Coming in as defence coach, Irishman Jerry Flannery will have one of, if not the biggest role to fill in the new Springbok management set-up as the world champions start preparing for the 2027 Rugby World Cup.
They lost the mastermind of their defensive plans, former mentor Jacques Nienaber, who made the Boks one of the stingiest sides in world rugby when it came to scoring tries against them.
The Boks became a tackling force under Nienaber – first when he was an assistant coach and then as the head coach – as they took their defensive strategies to new heights.
They conceded only four tries over three play-off matches at last year's World Cup against hosts France, England and New Zealand.
Flannery, a former hooker, has been the defence guru at Harlequins, and will step into the role with massive pressure on him, especially with the first official series of the Boks being against the country he played for.
The pressure will be about getting to know and understand how the Bok defensive plans work, and there will be extra pressure to get them ready over the next couple of months before Ireland arrive for the two-Test series in Pretoria and Durban on July 6 and 13 respectively.
Nienaber left an indelible mark on Bok rugby, especially in fixing a defensive system that leaked 57 points against the All Blacks in Albany back in 2017.
It’s especially their calmness under pressure during big defensive plays that made the Boks’ defence the stand-out aspect under Nienaber.
That massive line-speed in the back line, cutting off the attack of their opponents at the centre or digging in on the tryline and keeping their opponents from burrowing over, were trademarks of the Nienaber era.
Rassie Erasmus, the Springbok head coach, will allow Flannery as much time as possible to settle in and get used to what the system demands from him.
At the same time, the South Africans will hope their defence does not take a knock in the absence of Nienaber.
Flannery will get a first taste of exactly how things work in the national set-up during the upcoming alignment camps as they prepare for the Irish invasion.
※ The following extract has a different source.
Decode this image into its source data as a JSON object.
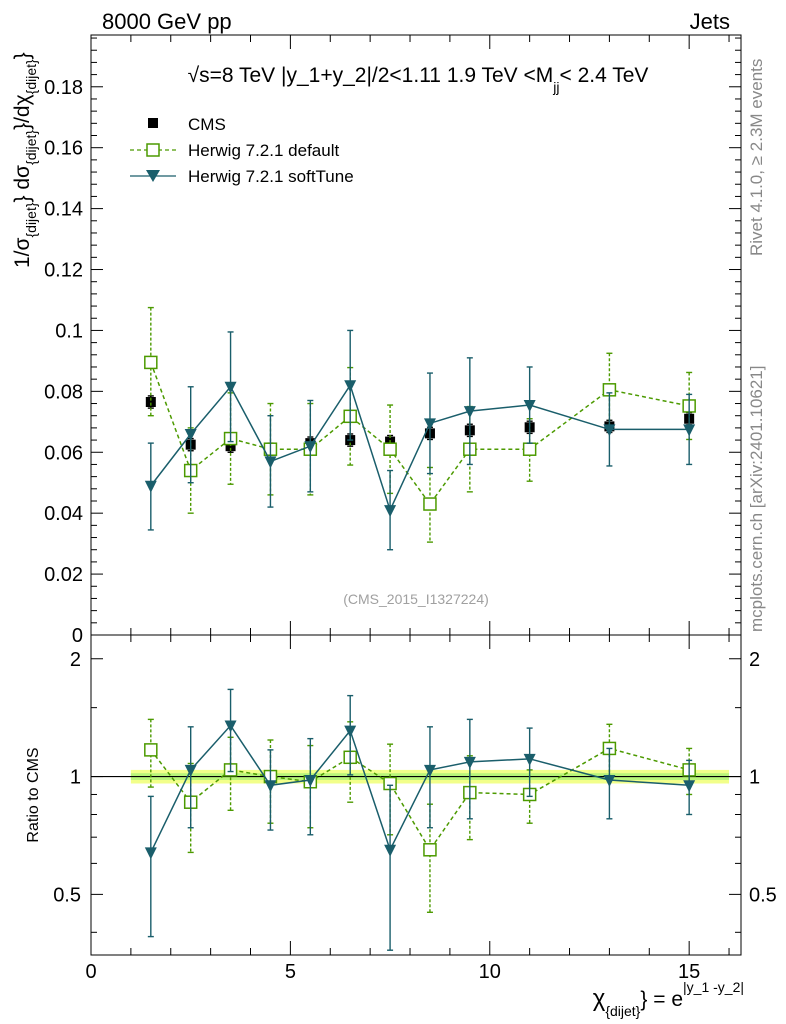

A good defensive showing against his countrymen will go a long way in winning the trust of the fickle South African supporters early on in Flannery’s Bok coaching career.
He will definitely not change much of the winning defensive recipe that is already installed at the world champions.
But if Flannery can help them sharpen up on some small detail, while adding his flavour to it, it will be a major win in the Springboks’ books.